Why You're Spending Way Too Much on Wine

When it comes to wine, we tend to associate price with quality. But just because a bottle of cabernet sauvignon costs $50, that doesn't necessarily mean it tastes any better than the $8 blend. The average consumer can't really differentiate between cheap and expensive wines in blind taste tests, studies show.

As it happens, people actually seem to prefer cheaper wines to the expensive alternative. A 2008 study looked at data from 17 blind taste testings conducted by wine expert Robin Goldstein. Based on the responses of over 500 participants, who tried over 500 blends of wine, the researchers concluded that we should be skeptical about pricey blends.

"Unless they are experts, individuals on average enjoy more expensive wines slightly less," the study authors wrote. "Our results suggest that both price tags and expert recommendations may be poor guides for non-expert wine consumers who care about the intrinsic qualities of the wine."

The study's findings are consistent with earlier research that shows people are largely unable to differentiate between wines that are $7 or less and those that cost $14 or more.
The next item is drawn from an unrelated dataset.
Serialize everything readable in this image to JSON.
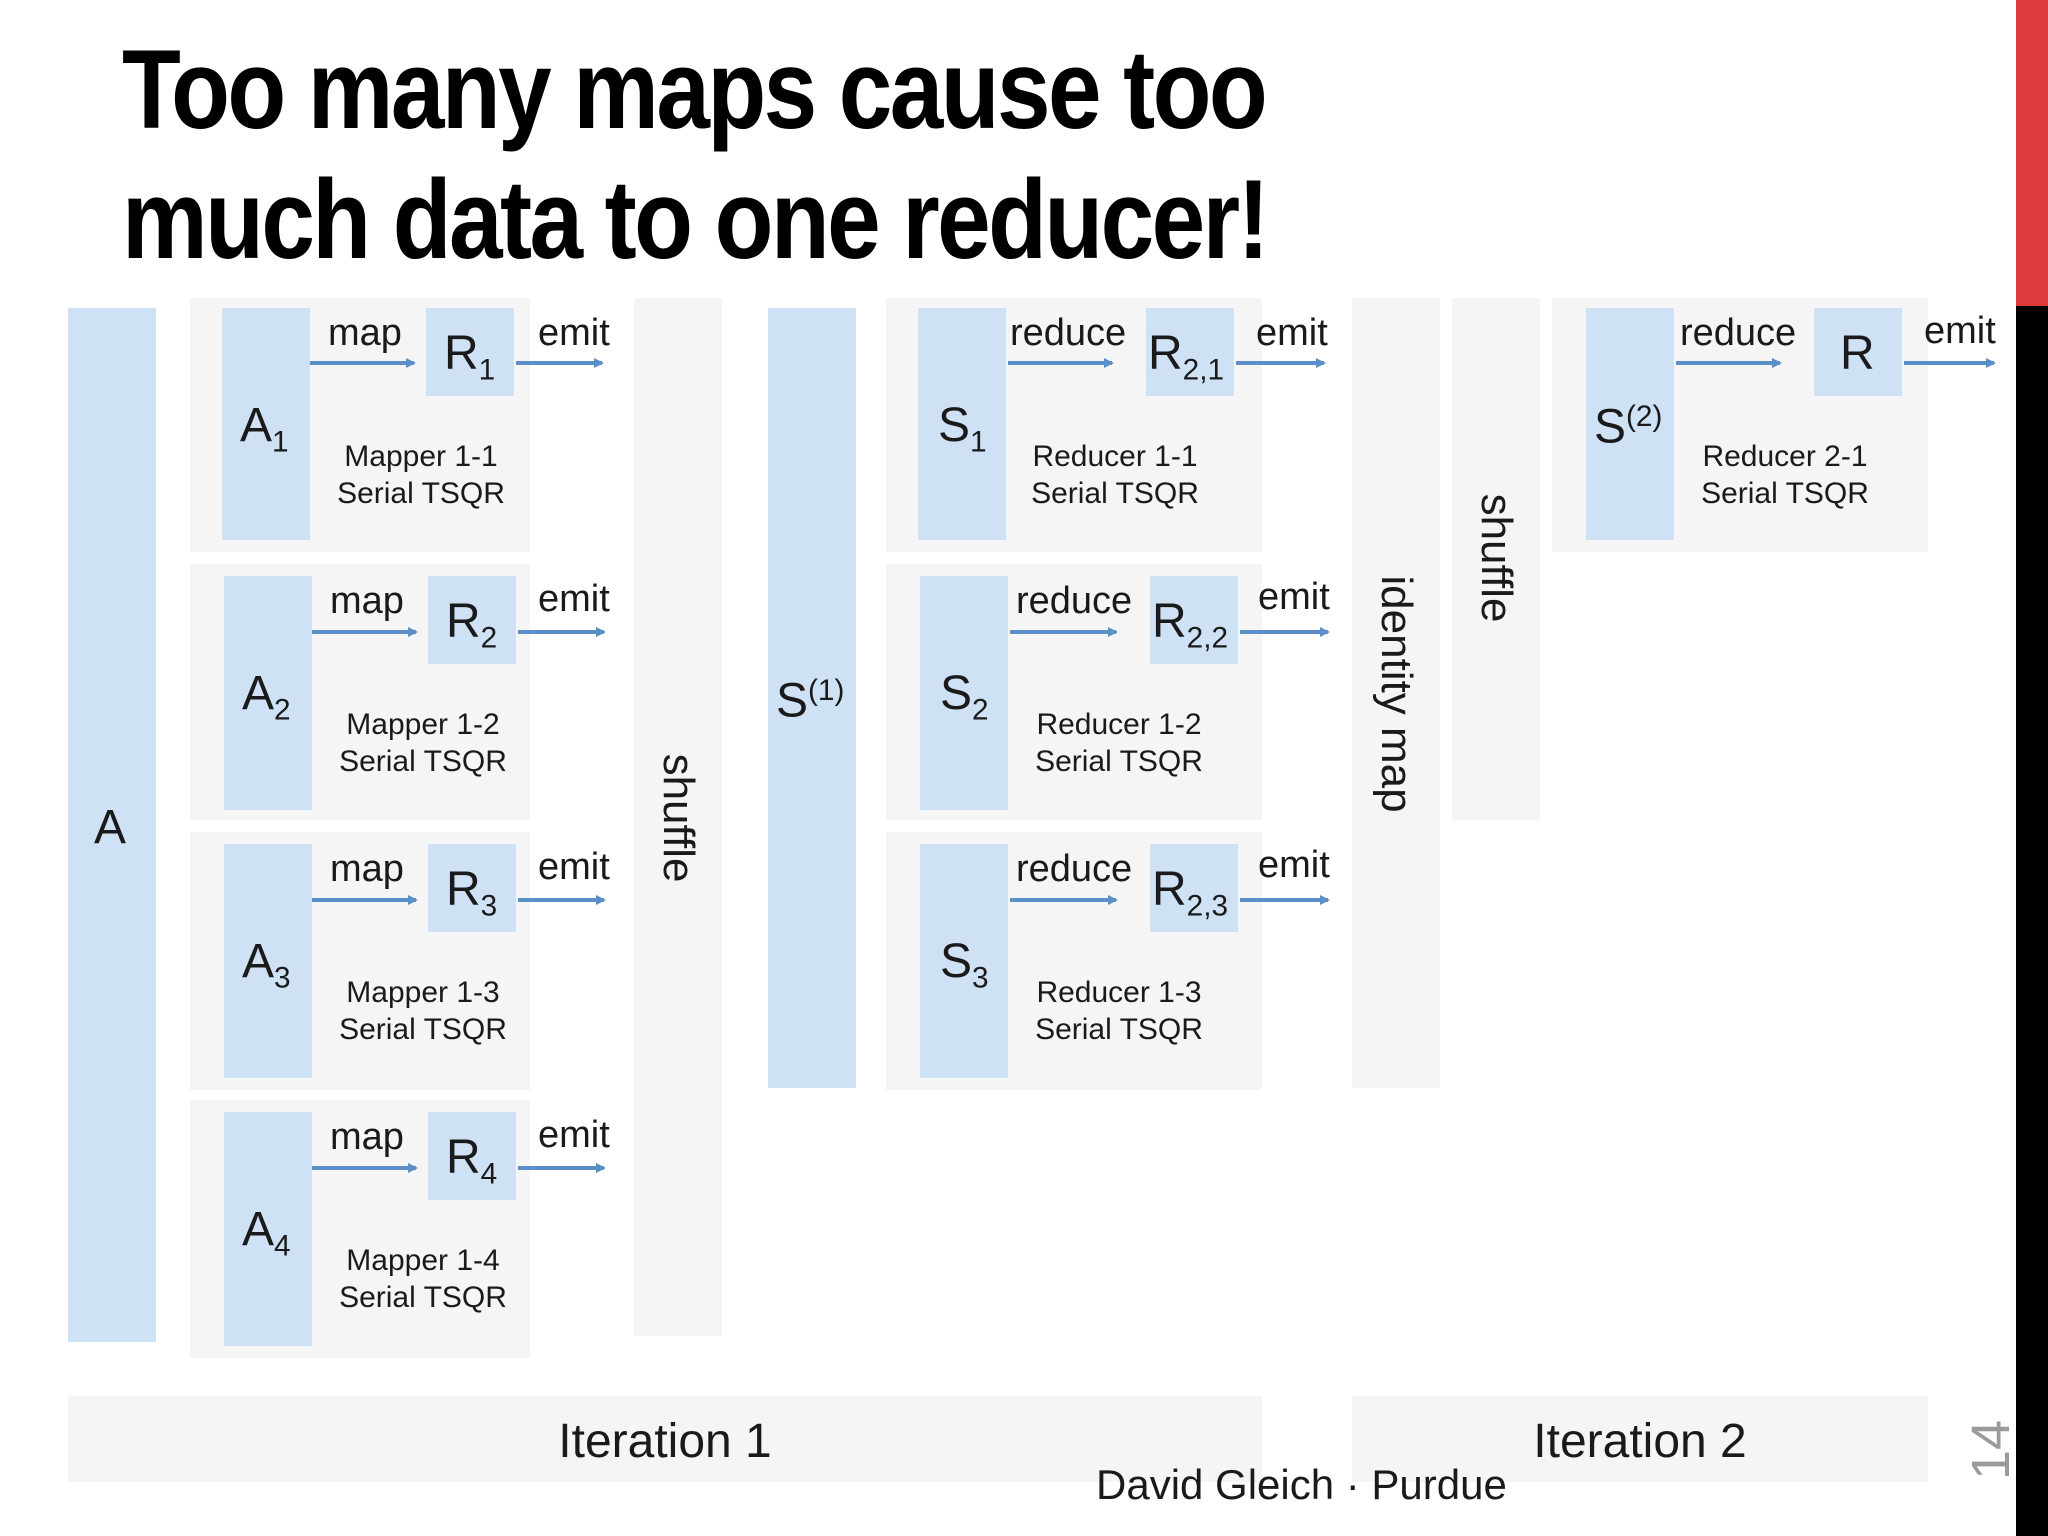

In a blind taste test arranged by psychologist Richard Wiseman, more than 500 tasters weighed in on a variety of red and white wines priced between those points, and they were only able to tell the difference between the cheap and moderately expensive white blends 53 percent of the time and 47 percent of the time for red blends. "Overall they would have been just as successful flipping a coin to guess," The Guardian reported.

Why wine ratings are flawed.

That raises an important point. Walk into your local liquor store — or pick up a copy of a Wine Spectator magazine — and check out the ratings. You'll probably find that more expensive brands receive the highest ratings, but that's partly because not all magazines require their tasters to remain blind to the price, Vox reported. While data from blind tastings reveal that average consumers tend to prefer cheaper blends, price can dramatically influence how you perceive the taste of wine.

In a 2009 study from the Australian Agricultural and Resource Economics Society, researchers asked wine enthusiasts to rate three chardonnays, priced at $6, $16, and $53 — except they were all the same wine, and people still rated the more expensive glasses higher. That was still the case even after the researchers increased the acidity of the wine, making them taste worse by most standards.


And that probably has to do with the fact that knowing the price of wine triggers increased activity in the medial orbitofrontal cortex, a part of the brain associated with pleasurable taste. "So expensive wines may actually taste better after all," Vox reported, "as long as you know that it's expensive."

Other factors that contribute to taste.

If you want to boost the flavor of your next glass of Merlot, pair it with some classical music. Apparently listening to certain types of music can affect how we rate the tastes of wine, a 2008 study from Heriot-Watt University in Edinburgh found. Participants rated different blends as much as 60 percent richer and more robust when they tasted the wine in rooms where music was being played compared to those who tasted wine in rooms where no music was played.